2 thoughts on “Data Types and How They Affect HA/DR

  1. Hi Edwin,

    Thank you for the post !

    I had difficulty in understanding why do people use GUID when it causes performance issues. fragmentation (when generated in random ), increased size of non-clustered index, etc. Some time back we had to put in place index rebuild job with changed fill factor and had to run it at least once during business hours to deal with performance issues caused by high fragmentation.

    Recently I got to know Dynamic CRM (DCRM) uses GUID so heavily. If it was so bad, Microsoft could have changed it with some thing else. Appreciate your inputs in understanding what are the situations when GUID has be leveraged.

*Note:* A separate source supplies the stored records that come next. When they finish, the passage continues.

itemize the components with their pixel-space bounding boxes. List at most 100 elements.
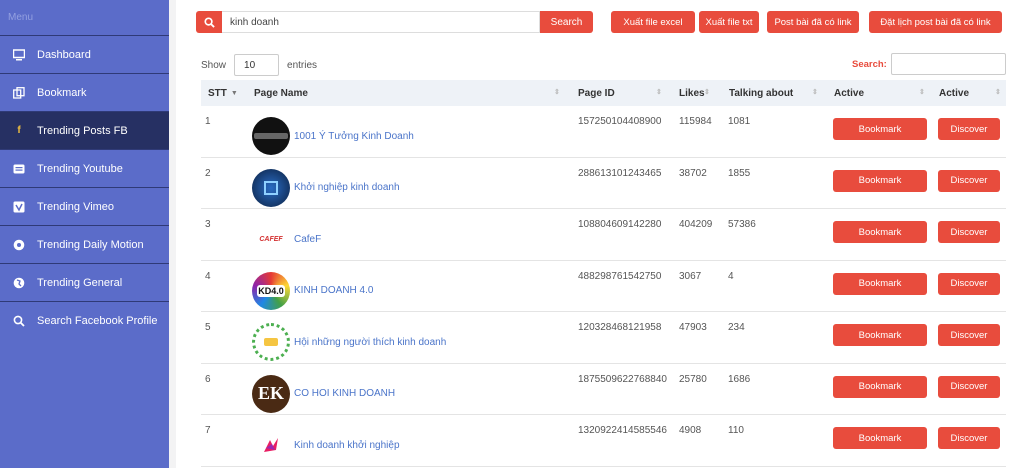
row-likes: 115984 xyxy=(679,116,712,127)
discover-button[interactable]: Discover xyxy=(938,427,1000,449)
header-page-name[interactable]: Page Name xyxy=(254,80,308,106)
export-txt-button[interactable]: Xuất file txt xyxy=(699,11,759,33)
sidebar-item-trending-daily-motion[interactable]: Trending Daily Motion xyxy=(0,225,169,263)
table-row: 1 1001 Ý Tưởng Kinh Doanh 15725010440890… xyxy=(201,106,1006,158)
page-name-cell: Khởi nghiệp kinh doanh xyxy=(252,168,400,207)
header-active-1[interactable]: Active xyxy=(834,80,864,106)
sidebar-item-search-facebook-profile[interactable]: Search Facebook Profile xyxy=(0,301,169,339)
header-talking-about[interactable]: Talking about xyxy=(729,80,793,106)
globe-icon xyxy=(13,277,25,289)
page-name-link[interactable]: CafeF xyxy=(294,234,321,245)
table-search-input[interactable] xyxy=(891,53,1006,75)
main-content: Search Xuất file excel Xuất file txt Pos… xyxy=(176,0,1024,468)
sort-icon: ⇕ xyxy=(919,89,925,96)
page-name-link[interactable]: KINH DOANH 4.0 xyxy=(294,285,373,296)
sidebar-item-trending-posts-fb[interactable]: f Trending Posts FB xyxy=(0,111,169,149)
export-excel-button[interactable]: Xuất file excel xyxy=(611,11,695,33)
page-name-link[interactable]: Khởi nghiệp kinh doanh xyxy=(294,182,400,193)
keyword-search-input[interactable] xyxy=(222,11,540,33)
header-likes[interactable]: Likes xyxy=(679,80,705,106)
search-icon xyxy=(196,11,222,33)
sidebar-item-trending-general[interactable]: Trending General xyxy=(0,263,169,301)
row-page-id: 288613101243465 xyxy=(578,167,662,179)
row-stt: 5 xyxy=(205,322,211,333)
row-page-id: 108804609142280 xyxy=(578,219,662,230)
header-page-id[interactable]: Page ID xyxy=(578,80,615,106)
page-name-link[interactable]: Kinh doanh khởi nghiệp xyxy=(294,440,400,451)
row-page-id: 157250104408900 xyxy=(578,116,662,127)
vimeo-icon xyxy=(13,201,25,213)
page-name-link[interactable]: CO HOI KINH DOANH xyxy=(294,388,395,399)
discover-button[interactable]: Discover xyxy=(938,375,1000,398)
row-likes: 38702 xyxy=(679,167,707,179)
pages-table: STT ▼ Page Name ⇕ Page ID ⇕ Likes ⇕ Talki… xyxy=(201,80,1006,467)
post-link-button[interactable]: Post bài đã có link xyxy=(767,11,859,33)
page-name-cell: Hội những người thích kinh doanh xyxy=(252,323,446,361)
search-icon xyxy=(13,315,25,327)
row-talking-about: 57386 xyxy=(728,219,756,230)
discover-button[interactable]: Discover xyxy=(938,118,1000,140)
row-likes: 404209 xyxy=(679,219,713,230)
page-avatar: EK xyxy=(252,374,290,413)
page-avatar xyxy=(252,117,290,155)
row-stt: 4 xyxy=(205,270,211,282)
schedule-post-button[interactable]: Đặt lịch post bài đã có link xyxy=(869,11,1002,33)
page-avatar xyxy=(252,168,290,207)
header-active-2[interactable]: Active xyxy=(939,80,969,106)
sort-icon: ⇕ xyxy=(995,89,1001,96)
table-row: 4 KD4.0 KINH DOANH 4.0 488298761542750 3… xyxy=(201,261,1006,312)
entries-label: entries xyxy=(287,59,318,71)
bookmark-button[interactable]: Bookmark xyxy=(833,375,927,398)
table-row: 7 Kinh doanh khởi nghiệp 132092241458554… xyxy=(201,415,1006,467)
row-talking-about: 4 xyxy=(728,270,734,282)
sidebar-item-dashboard[interactable]: Dashboard xyxy=(0,35,169,73)
header-stt[interactable]: STT ▼ xyxy=(208,80,238,106)
row-stt: 6 xyxy=(205,373,211,385)
sidebar-item-label: Search Facebook Profile xyxy=(37,314,158,327)
discover-button[interactable]: Discover xyxy=(938,169,1000,192)
bookmark-button[interactable]: Bookmark xyxy=(833,272,927,295)
sidebar-item-bookmark[interactable]: Bookmark xyxy=(0,73,169,111)
discover-button[interactable]: Discover xyxy=(938,221,1000,243)
row-stt: 2 xyxy=(205,167,211,179)
page-name-cell: EK CO HOI KINH DOANH xyxy=(252,374,395,413)
table-search-label: Search: xyxy=(852,59,887,70)
row-page-id: 1875509622768840 xyxy=(578,373,667,385)
page-avatar xyxy=(252,426,290,464)
sidebar-item-trending-youtube[interactable]: Trending Youtube xyxy=(0,149,169,187)
discover-button[interactable]: Discover xyxy=(938,272,1000,295)
page-name-link[interactable]: Hội những người thích kinh doanh xyxy=(294,337,446,348)
table-row: 2 Khởi nghiệp kinh doanh 288613101243465… xyxy=(201,158,1006,209)
row-talking-about: 234 xyxy=(728,322,745,333)
row-likes: 25780 xyxy=(679,373,707,385)
row-likes: 3067 xyxy=(679,270,702,282)
bookmark-button[interactable]: Bookmark xyxy=(833,169,927,192)
row-stt: 3 xyxy=(205,219,211,230)
sidebar-item-label: Trending Daily Motion xyxy=(37,238,144,251)
page-avatar: CAFEF xyxy=(252,220,290,258)
sidebar-item-label: Trending Vimeo xyxy=(37,200,115,213)
sort-desc-icon: ▼ xyxy=(230,89,238,97)
page-avatar: KD4.0 xyxy=(252,271,290,310)
search-button[interactable]: Search xyxy=(540,11,593,33)
bookmark-button[interactable]: Bookmark xyxy=(833,324,927,346)
page-avatar xyxy=(252,323,290,361)
copy-icon xyxy=(13,86,25,99)
discover-button[interactable]: Discover xyxy=(938,324,1000,346)
row-talking-about: 1686 xyxy=(728,373,751,385)
bookmark-button[interactable]: Bookmark xyxy=(833,118,927,140)
row-likes: 47903 xyxy=(679,322,707,333)
bookmark-button[interactable]: Bookmark xyxy=(833,427,927,449)
show-label: Show xyxy=(201,59,227,71)
page-name-cell: CAFEF CafeF xyxy=(252,220,321,258)
page-name-link[interactable]: 1001 Ý Tưởng Kinh Doanh xyxy=(294,131,414,142)
sort-icon: ⇕ xyxy=(812,89,818,96)
entries-select[interactable]: 10 xyxy=(234,54,280,76)
row-talking-about: 110 xyxy=(728,425,744,436)
sidebar-item-trending-vimeo[interactable]: Trending Vimeo xyxy=(0,187,169,225)
monitor-icon xyxy=(13,48,25,61)
facebook-icon: f xyxy=(17,125,21,136)
sort-icon: ⇕ xyxy=(704,89,710,96)
row-talking-about: 1081 xyxy=(728,116,751,127)
bookmark-button[interactable]: Bookmark xyxy=(833,221,927,243)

    Thank you for your time. Thank you.

    Br,
    Anil Kumar
    SQL DBA

    • Hi Anil,

      Thanks for the comment. There are a lot of products that use GUID so heavily. There is nothing wrong with GUIDs at all. What’s wrong is how they are used. In most software development teams, you would rarely see someone who has a good understanding of the underlying database platform. Plus, in an environment where release cycles are more concerned about functionality than S.P.A. (security, performance and availability) the developers are forced into making the functionality work as a priority. GUIDs are used as a PRIMARY KEY because they provide uniqueness, especially in a distributed or disconnected-type applications. In distributed or disconnected-type applications, you cannot easily guarantee if a record can be considered unique unless you use something that can at least provide that uniqueness. Hence, why GUIDs are used as PRIMARY KEYS. Unfortunately, by default, PRIMARY KEYS in SQL Server are automatically created as clustered indexes. What is not commonly mentioned is the fact that you can create a PRIMARY KEY that is not necessarily a clustered index. A new column with a much smaller data type can be used as a PRIMARY KEY instead to limit the impacts on S.P.A. (storage, performance and availability.)